Whereas traditional geopolitics regards geography as a set of facts and relationships “out there” in the world awaiting description, critical geopolitics believes that geographic orders are created by key individuals and institutions and are then imposed on the world as frameworks of understanding. Critical geopolitical approaches seek to examine how it is that international politics are imagined spatially or geographically and in so doing to uncover the politics involved in writing the geography of global space. Gearoid ÓTuathail called this process “geo-graphing” (or earth-writing). For geopoliticians, there is great power available to those whose maps and explanations of world politics are accepted as accurate due to the influence that these have on the way in which the world and its workings are understood and, therefore, the effects that this has on subsequent political practice. Critical geopolitics aims to challenge the objectivity of geopoliticians. For example, the privileging of sight (especially with the use of maps and diagrams) over other senses in geopolitical reasoning allows geopoliticians to write as if from afar—as if somehow unconnected to the world being surveyed. This reinforces the idea of an objective account rather than one written from a position grounded within the events being discussed. It hides the fact that geopoliticians have their own points of view and loyalties.

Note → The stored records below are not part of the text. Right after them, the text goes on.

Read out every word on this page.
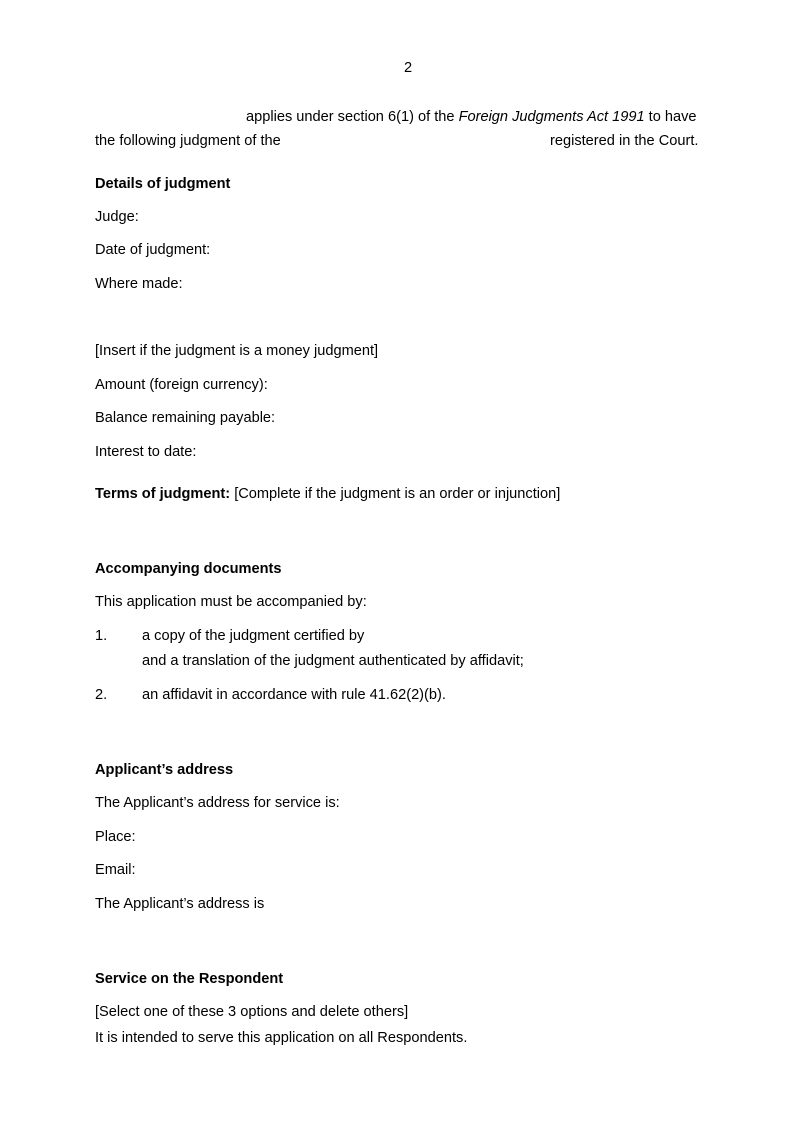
2
applies under section 6(1) of the Foreign Judgments Act 1991 to have
the following judgment of the	registered in the Court.
Details of judgment
Judge:
Date of judgment:
Where made:
[Insert if the judgment is a money judgment]
Amount (foreign currency):
Balance remaining payable:
Interest to date:
Terms of judgment: [Complete if the judgment is an order or injunction]
Accompanying documents
This application must be accompanied by:
1. a copy of the judgment certified by
and a translation of the judgment authenticated by affidavit;
2. an affidavit in accordance with rule 41.62(2)(b).
Applicant’s address
The Applicant’s address for service is:
Place:
Email:
The Applicant’s address is
Service on the Respondent
[Select one of these 3 options and delete others]
It is intended to serve this application on all Respondents.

In arguing this, critical geopolitics suggests that geopolitics is not something simply linked to describing or predicting the shape of international politics; it is also central to the ways in which identity is formed and maintained in modern societies. National identity is not simply defined by what binds the members of the nation together; perhaps even more important, it is also defined by representing those who exist outside as different from members of the nation. Drawing borders around territory to produce “us” and “them” of the nation and those who are different does not simply reflect the divisions inherent in the world; it also helps to create these differences. Again, geopolitics does not simply reflect the facts of geography; dividing the world into domestic and international realms helps to form geographic orders and geographic relationships. Geopolitics reduces spaces and places to concepts or ideology. The complexity of global space is simplified to units that singularly display evidence of the characteristics that are used to define the spaces in the first place (e.g., Asia is exoticism, the Soviet Union is communism, Iran is fundamentalism, the United States is freedom and democracy).